Shortly after his second son was born in December 2019, Erskine-Smith received a congratulatory call from the prime minister.
"I said, 'Well, thanks so much for the call, prime minister. By the way, I won the private member's bill lottery again, and I'm going to do something on drug policy. I know you don't support decriminalization fully, so give me a policy adviser from your office, a policy adviser from health and a policy adviser from justice. And we will work out a compromise,'" Erskine-Smith said.
The result was C-236, which sought to set new guidelines for police and prosecutors when dealing with cases of drug possession, with the goal of diverting people away from the courts and toward the health-care system. Erskine-Smith's bill was later incorporated into government legislation that received royal assent last fall.
Erskine-Smith isn't the only MP in this Parliament to pursue personal initiatives or possess their own thoughts. But he stands out because of how he has added to the debate, and how he has expanded the idea of what a government backbencher can be.
"I hope people can see not only do I have a track record of moving the window of what is possible to achieve, but I also have a track record of working with colleagues to actually get those things done," he said.
Can a backbencher make the leap to leader?
When Steven Del Duca resigned as leader of the Ontario Liberals last June, Erskine-Smith started considering a move.
After governing for nearly 15 years, the Ontario Liberal Party has finished a distant third in two straight elections. As Erskine-Smith notes, it's a situation similar to the one the federal Liberals found themselves a decade ago.
While much of the media attention has focused on whether Ontario Green Leader Mike Schreiner would enter the Liberal race (he finally said no this week), Erskine-Smith has been touring the province and preparing for a possible run. He said he expects to make a final decision once the party finalizes the rules for the leadership race next month.
Asked for his elevator pitch to Ontario Liberals, Erskine-Smith talks about generational renewal, turning a "new leaf," rebuilding party infrastructure and organization and a political focus on "fairness." There would, of course, be room for free-thinking backbenchers like himself.
Any Ontario Liberal who doesn't believe in a basic principle like fighting climate change would be better off running for another party, Erskine-Smith said.
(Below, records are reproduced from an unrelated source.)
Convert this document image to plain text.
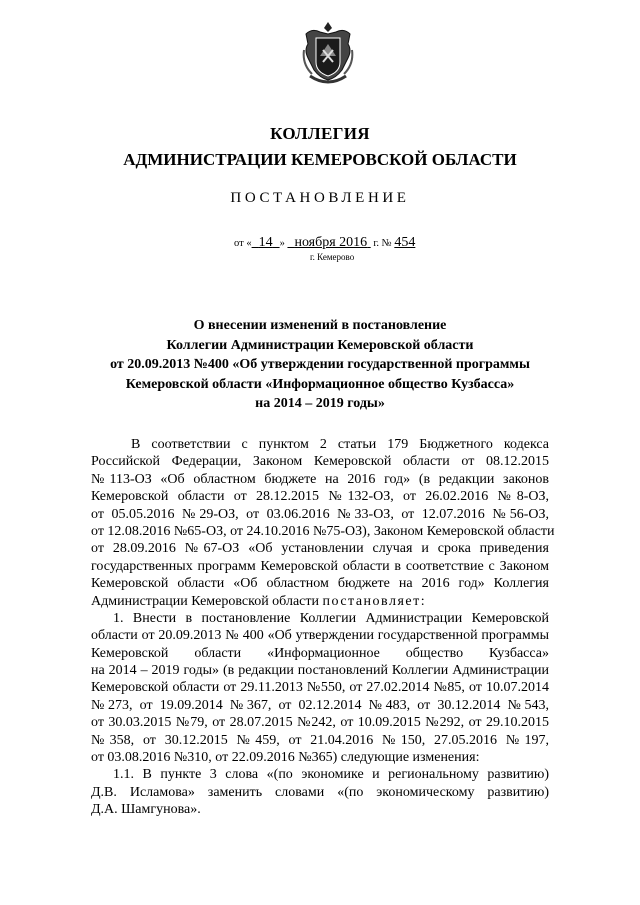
КОЛЛЕГИЯ
АДМИНИСТРАЦИИ КЕМЕРОВСКОЙ ОБЛАСТИ
ПОСТАНОВЛЕНИЕ
от « 14 » ноября 2016 г. № 454
г. Кемерово
О внесении изменений в постановление
Коллегии Администрации Кемеровской области
от 20.09.2013 №400 «Об утверждении государственной программы
Кемеровской области «Информационное общество Кузбасса»
на 2014 – 2019 годы»
В соответствии с пунктом 2 статьи 179 Бюджетного кодекса
Российской Федерации, Законом Кемеровской области от 08.12.2015
№113-ОЗ «Об областном бюджете на 2016 год» (в редакции законов
Кемеровской области от 28.12.2015 №132-ОЗ, от 26.02.2016 №8-ОЗ,
от 05.05.2016 №29-ОЗ, от 03.06.2016 №33-ОЗ, от 12.07.2016 №56-ОЗ,
от 12.08.2016 №65-ОЗ, от 24.10.2016 №75-ОЗ), Законом Кемеровской области
от 28.09.2016 №67-ОЗ «Об установлении случая и срока приведения
государственных программ Кемеровской области в соответствие с Законом
Кемеровской области «Об областном бюджете на 2016 год» Коллегия
Администрации Кемеровской области постановляет:
1. Внести в постановление Коллегии Администрации Кемеровской
области от 20.09.2013 № 400 «Об утверждении государственной программы
Кемеровской области «Информационное общество Кузбасса»
на 2014 – 2019 годы» (в редакции постановлений Коллегии Администрации
Кемеровской области от 29.11.2013 №550, от 27.02.2014 №85, от 10.07.2014
№273, от 19.09.2014 №367, от 02.12.2014 №483, от 30.12.2014 №543,
от 30.03.2015 №79, от 28.07.2015 №242, от 10.09.2015 №292, от 29.10.2015
№358, от 30.12.2015 №459, от 21.04.2016 №150, 27.05.2016 №197,
от 03.08.2016 №310, от 22.09.2016 №365) следующие изменения:
1.1. В пункте 3 слова «(по экономике и региональному развитию)
Д.В. Исламова» заменить словами «(по экономическому развитию)
Д.А. Шамгунова».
And caucus disagreements should be focused on ideas, not personalities, he added. But beyond the party platform and confidence matters, he said, there should be room for "serious people … to maintain their own voice."
He said he believes the promise of freedom would be a great recruitment tool — as it was for him.
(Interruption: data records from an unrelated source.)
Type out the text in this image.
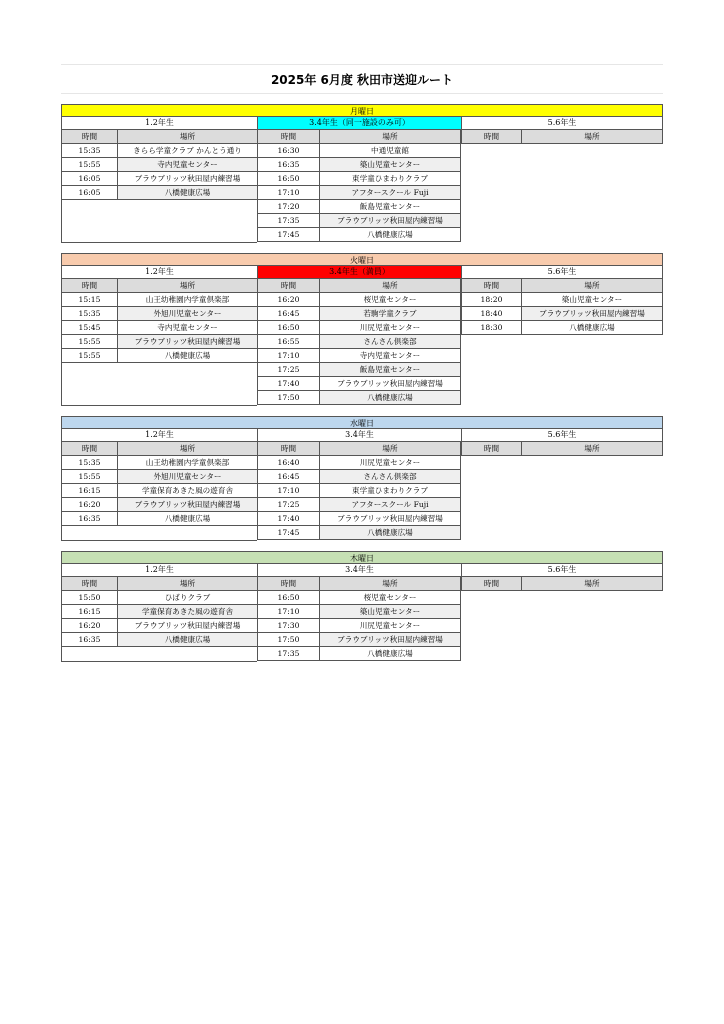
2025年 6月度 秋田市送迎ルート
月曜日
1.2年生	3.4年生（同一施設のみ可）	5.6年生
時間	場所
15:35	きらら学童クラブ かんとう通り
15:55	寺内児童センター
16:05	ブラウブリッツ秋田屋内練習場
16:05	八橋健康広場
時間	場所
16:30	中通児童館
16:35	築山児童センター
16:50	東学童ひまわりクラブ
17:10	アフタースクール Fuji
17:20	飯島児童センター
17:35	ブラウブリッツ秋田屋内練習場
17:45	八橋健康広場
時間	場所
火曜日
1.2年生	3.4年生（満員）	5.6年生
時間	場所
15:15	山王幼稚園内学童倶楽部
15:35	外旭川児童センター
15:45	寺内児童センター
15:55	ブラウブリッツ秋田屋内練習場
15:55	八橋健康広場
時間	場所
16:20	桜児童センター
16:45	若駒学童クラブ
16:50	川尻児童センター
16:55	さんさん倶楽部
17:10	寺内児童センター
17:25	飯島児童センター
17:40	ブラウブリッツ秋田屋内練習場
17:50	八橋健康広場
時間	場所
18:20	築山児童センター
18:40	ブラウブリッツ秋田屋内練習場
18:30	八橋健康広場
水曜日
1.2年生	3.4年生	5.6年生
時間	場所
15:35	山王幼稚園内学童倶楽部
15:55	外旭川児童センター
16:15	学童保育あきた風の遊育舎
16:20	ブラウブリッツ秋田屋内練習場
16:35	八橋健康広場
時間	場所
16:40	川尻児童センター
16:45	さんさん倶楽部
17:10	東学童ひまわりクラブ
17:25	アフタースクール Fuji
17:40	ブラウブリッツ秋田屋内練習場
17:45	八橋健康広場
時間	場所
木曜日
1.2年生	3.4年生	5.6年生
時間	場所
15:50	ひばりクラブ
16:15	学童保育あきた風の遊育舎
16:20	ブラウブリッツ秋田屋内練習場
16:35	八橋健康広場
時間	場所
16:50	桜児童センター
17:10	築山児童センター
17:30	川尻児童センター
17:50	ブラウブリッツ秋田屋内練習場
17:35	八橋健康広場
時間	場所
Pointing to the team and the support he has built in Beaches-East York, he argued there's an appetite among voters for a less stridently partisan approach to politics.
"The willingness to work across party lines to get things done, the willingness to speak one's mind, the willingness to make our politics about ideas — these are all values that people in my community care about, regardless of their political background," he said.
"And so, I think there's an opportunity to help shape those same values from a leadership perspective, to help build a team with those same values. And I think there's a huge opportunity to bring a sense of integrity to politics that, in my view, is one of the most important things we can see in politics."
Winning a party leadership and leading a political party to government are unique and unforgiving challenges. Many have failed at one or the other, for all sorts of reasons. It would be interesting to watch Erskine-Smith try.
But regardless of the result, he may already have ensured that his time in politics will not be remembered as a classic tragedy.